Frank Gussning
(Ruhr-University Bochum, 4)
 When you visit Seoul, you will at once recognize one huge difference between this city and others. It will follow you along the streets, the grounds, even in the subway stations – with the exception of the subway line 6. The discourse is about the rubbish and how to deal with it.

 Even though you can find garbage cans somewhere along the streets, it is sometimes really hard to handle it. Should I just throw it on the street or carry it somewhere else and behave orderly with probably one or two bags full of waste? Does one really want to do this? Every day is the same procedure.

 When school starts there are no problems, but after lunch, for example in the D-park in front of the YES APM building, you will finally see the first blue or white trash bag standing near a garbage can or simply on the street. Later in the day you’ll probably find several free-riders throwing their trash right next to them.
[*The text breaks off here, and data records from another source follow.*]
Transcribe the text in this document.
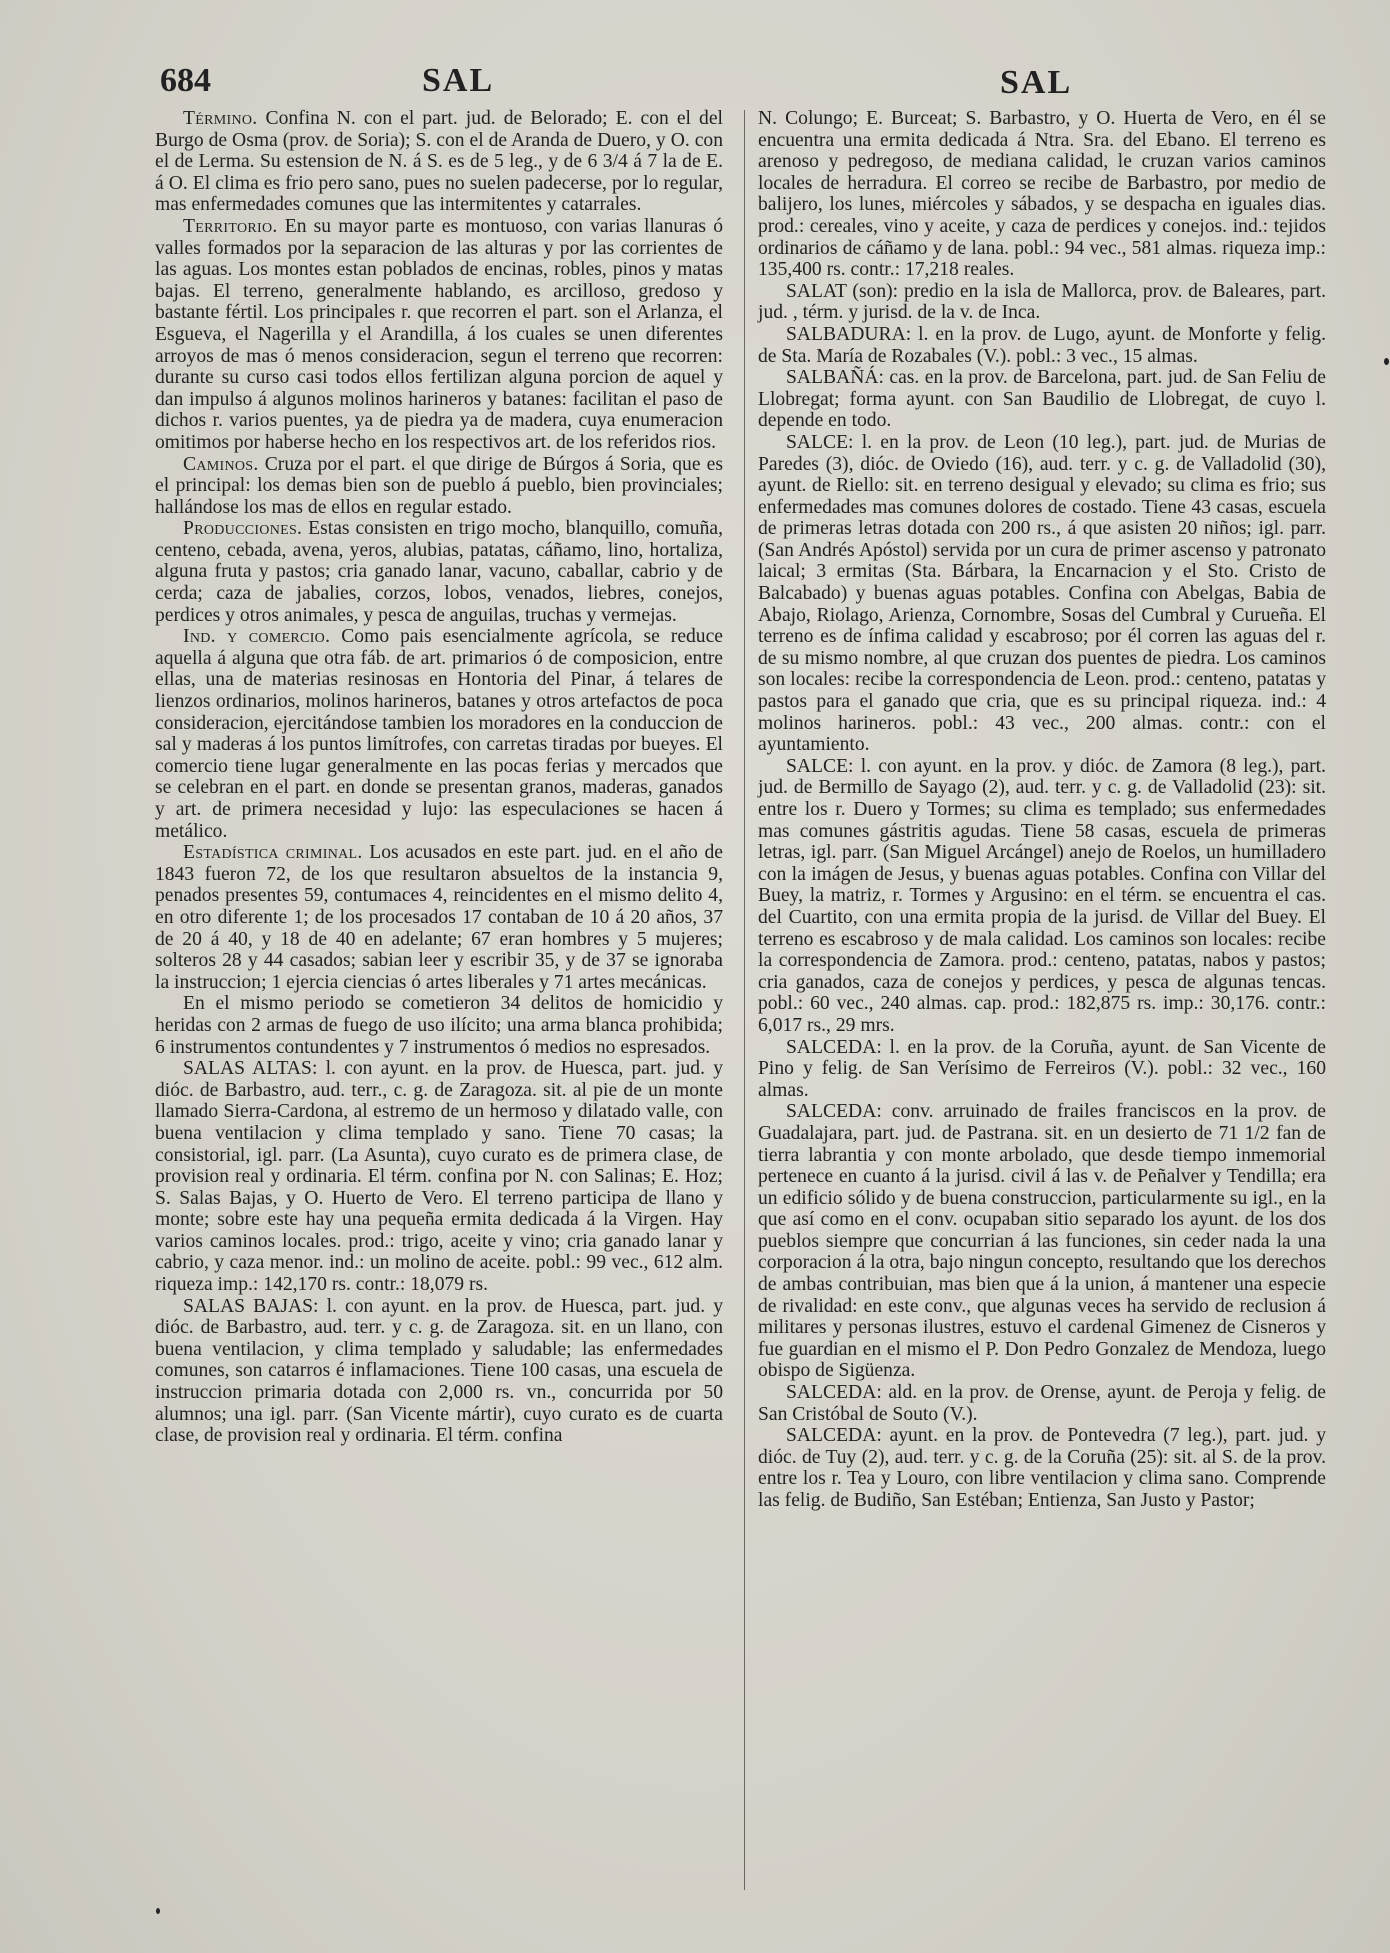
684	SAL	SAL

Término. Confina N. con el part. jud. de Belorado; E. con el del Burgo de Osma (prov. de Soria); S. con el de Aranda de Duero, y O. con el de Lerma. Su estension de N. á S. es de 5 leg., y de 6 3/4 á 7 la de E. á O. El clima es frio pero sano, pues no suelen padecerse, por lo regular, mas enfermedades comunes que las intermitentes y catarrales.

Territorio. En su mayor parte es montuoso, con varias llanuras ó valles formados por la separacion de las alturas y por las corrientes de las aguas. Los montes estan poblados de encinas, robles, pinos y matas bajas. El terreno, generalmente hablando, es arcilloso, gredoso y bastante fértil. Los principales r. que recorren el part. son el Arlanza, el Esgueva, el Nagerilla y el Arandilla, á los cuales se unen diferentes arroyos de mas ó menos consideracion, segun el terreno que recorren: durante su curso casi todos ellos fertilizan alguna porcion de aquel y dan impulso á algunos molinos harineros y batanes: facilitan el paso de dichos r. varios puentes, ya de piedra ya de madera, cuya enumeracion omitimos por haberse hecho en los respectivos art. de los referidos rios.

Caminos. Cruza por el part. el que dirige de Búrgos á Soria, que es el principal: los demas bien son de pueblo á pueblo, bien provinciales; hallándose los mas de ellos en regular estado.

Producciones. Estas consisten en trigo mocho, blanquillo, comuña, centeno, cebada, avena, yeros, alubias, patatas, cáñamo, lino, hortaliza, alguna fruta y pastos; cria ganado lanar, vacuno, caballar, cabrio y de cerda; caza de jabalies, corzos, lobos, venados, liebres, conejos, perdices y otros animales, y pesca de anguilas, truchas y vermejas.

Ind. y comercio. Como pais esencialmente agrícola, se reduce aquella á alguna que otra fáb. de art. primarios ó de composicion, entre ellas, una de materias resinosas en Hontoria del Pinar, á telares de lienzos ordinarios, molinos harineros, batanes y otros artefactos de poca consideracion, ejercitándose tambien los moradores en la conduccion de sal y maderas á los puntos limítrofes, con carretas tiradas por bueyes. El comercio tiene lugar generalmente en las pocas ferias y mercados que se celebran en el part. en donde se presentan granos, maderas, ganados y art. de primera necesidad y lujo: las especulaciones se hacen á metálico.

Estadística criminal. Los acusados en este part. jud. en el año de 1843 fueron 72, de los que resultaron absueltos de la instancia 9, penados presentes 59, contumaces 4, reincidentes en el mismo delito 4, en otro diferente 1; de los procesados 17 contaban de 10 á 20 años, 37 de 20 á 40, y 18 de 40 en adelante; 67 eran hombres y 5 mujeres; solteros 28 y 44 casados; sabian leer y escribir 35, y de 37 se ignoraba la instruccion; 1 ejercia ciencias ó artes liberales y 71 artes mecánicas.

En el mismo periodo se cometieron 34 delitos de homicidio y heridas con 2 armas de fuego de uso ilícito; una arma blanca prohibida; 6 instrumentos contundentes y 7 instrumentos ó medios no espresados.

SALAS ALTAS: l. con ayunt. en la prov. de Huesca, part. jud. y dióc. de Barbastro, aud. terr., c. g. de Zaragoza. sit. al pie de un monte llamado Sierra-Cardona, al estremo de un hermoso y dilatado valle, con buena ventilacion y clima templado y sano. Tiene 70 casas; la consistorial, igl. parr. (La Asunta), cuyo curato es de primera clase, de provision real y ordinaria. El térm. confina por N. con Salinas; E. Hoz; S. Salas Bajas, y O. Huerto de Vero. El terreno participa de llano y monte; sobre este hay una pequeña ermita dedicada á la Virgen. Hay varios caminos locales. prod.: trigo, aceite y vino; cria ganado lanar y cabrio, y caza menor. ind.: un molino de aceite. pobl.: 99 vec., 612 alm. riqueza imp.: 142,170 rs. contr.: 18,079 rs.

SALAS BAJAS: l. con ayunt. en la prov. de Huesca, part. jud. y dióc. de Barbastro, aud. terr. y c. g. de Zaragoza. sit. en un llano, con buena ventilacion, y clima templado y saludable; las enfermedades comunes, son catarros é inflamaciones. Tiene 100 casas, una escuela de instruccion primaria dotada con 2,000 rs. vn., concurrida por 50 alumnos; una igl. parr. (San Vicente mártir), cuyo curato es de cuarta clase, de provision real y ordinaria. El térm. confina

N. Colungo; E. Burceat; S. Barbastro, y O. Huerta de Vero, en él se encuentra una ermita dedicada á Ntra. Sra. del Ebano. El terreno es arenoso y pedregoso, de mediana calidad, le cruzan varios caminos locales de herradura. El correo se recibe de Barbastro, por medio de balijero, los lunes, miércoles y sábados, y se despacha en iguales dias. prod.: cereales, vino y aceite, y caza de perdices y conejos. ind.: tejidos ordinarios de cáñamo y de lana. pobl.: 94 vec., 581 almas. riqueza imp.: 135,400 rs. contr.: 17,218 reales.

SALAT (son): predio en la isla de Mallorca, prov. de Baleares, part. jud. , térm. y jurisd. de la v. de Inca.

SALBADURA: l. en la prov. de Lugo, ayunt. de Monforte y felig. de Sta. María de Rozabales (V.). pobl.: 3 vec., 15 almas.

SALBAÑÁ: cas. en la prov. de Barcelona, part. jud. de San Feliu de Llobregat; forma ayunt. con San Baudilio de Llobregat, de cuyo l. depende en todo.

SALCE: l. en la prov. de Leon (10 leg.), part. jud. de Murias de Paredes (3), dióc. de Oviedo (16), aud. terr. y c. g. de Valladolid (30), ayunt. de Riello: sit. en terreno desigual y elevado; su clima es frio; sus enfermedades mas comunes dolores de costado. Tiene 43 casas, escuela de primeras letras dotada con 200 rs., á que asisten 20 niños; igl. parr. (San Andrés Apóstol) servida por un cura de primer ascenso y patronato laical; 3 ermitas (Sta. Bárbara, la Encarnacion y el Sto. Cristo de Balcabado) y buenas aguas potables. Confina con Abelgas, Babia de Abajo, Riolago, Arienza, Cornombre, Sosas del Cumbral y Curueña. El terreno es de ínfima calidad y escabroso; por él corren las aguas del r. de su mismo nombre, al que cruzan dos puentes de piedra. Los caminos son locales: recibe la correspondencia de Leon. prod.: centeno, patatas y pastos para el ganado que cria, que es su principal riqueza. ind.: 4 molinos harineros. pobl.: 43 vec., 200 almas. contr.: con el ayuntamiento.

SALCE: l. con ayunt. en la prov. y dióc. de Zamora (8 leg.), part. jud. de Bermillo de Sayago (2), aud. terr. y c. g. de Valladolid (23): sit. entre los r. Duero y Tormes; su clima es templado; sus enfermedades mas comunes gástritis agudas. Tiene 58 casas, escuela de primeras letras, igl. parr. (San Miguel Arcángel) anejo de Roelos, un humilladero con la imágen de Jesus, y buenas aguas potables. Confina con Villar del Buey, la matriz, r. Tormes y Argusino: en el térm. se encuentra el cas. del Cuartito, con una ermita propia de la jurisd. de Villar del Buey. El terreno es escabroso y de mala calidad. Los caminos son locales: recibe la correspondencia de Zamora. prod.: centeno, patatas, nabos y pastos; cria ganados, caza de conejos y perdices, y pesca de algunas tencas. pobl.: 60 vec., 240 almas. cap. prod.: 182,875 rs. imp.: 30,176. contr.: 6,017 rs., 29 mrs.

SALCEDA: l. en la prov. de la Coruña, ayunt. de San Vicente de Pino y felig. de San Verísimo de Ferreiros (V.). pobl.: 32 vec., 160 almas.

SALCEDA: conv. arruinado de frailes franciscos en la prov. de Guadalajara, part. jud. de Pastrana. sit. en un desierto de 71 1/2 fan de tierra labrantia y con monte arbolado, que desde tiempo inmemorial pertenece en cuanto á la jurisd. civil á las v. de Peñalver y Tendilla; era un edificio sólido y de buena construccion, particularmente su igl., en la que así como en el conv. ocupaban sitio separado los ayunt. de los dos pueblos siempre que concurrian á las funciones, sin ceder nada la una corporacion á la otra, bajo ningun concepto, resultando que los derechos de ambas contribuian, mas bien que á la union, á mantener una especie de rivalidad: en este conv., que algunas veces ha servido de reclusion á militares y personas ilustres, estuvo el cardenal Gimenez de Cisneros y fue guardian en el mismo el P. Don Pedro Gonzalez de Mendoza, luego obispo de Sigüenza.

SALCEDA: ald. en la prov. de Orense, ayunt. de Peroja y felig. de San Cristóbal de Souto (V.).

SALCEDA: ayunt. en la prov. de Pontevedra (7 leg.), part. jud. y dióc. de Tuy (2), aud. terr. y c. g. de la Coruña (25): sit. al S. de la prov. entre los r. Tea y Louro, con libre ventilacion y clima sano. Comprende las felig. de Budiño, San Estéban; Entienza, San Justo y Pastor;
 In Ewha, there are two similar problems. First, you cannot find any garbage cans anywhere outside on the campus buildings. A simple explanation could be that the university faculty was concerned that everyone would act as the people on Seoul streets and put their garbage right next to them.

 The second problem is that you can find recycle bins only in the buildings. There you have the possibility between two or even four bins which depends on the floor and makes someone wondering why paper is “waste” on B1 floor of the ECC and it has its own bin on floor B4. Normally these bins are frequently exhausted but in buildings with a large crowd passing by, like the Ewha POSCO building or some places in the ECC, you can find similar problems like those on the streets.

 A solution for this problem can be easily found at another university next to Ewha, Yonsei. Whereas Ewha neither has any designated place for smokers (refer to the previous edition of Ewha Voice) nor recycle bins on its campus, Yonsei does.
 

 These problems can be solved easily and fast. Some bins could be placed where the students frequently go by or hang around. And installing one trash bin that enables recycling would be enough because the biggest amount of garbage is plastic, like bottles or packing material from snacks. Furthermore, bins in the buildings should be installed for three different kinds of trash: one for paper, one for plastics and one for trash, and one for anything that can’t be recycled. That would be the beginning of making Seoul a “Green City” with an immense image factor for Ewha as a leading institution towards a green economy like South Korea proclaims it to be.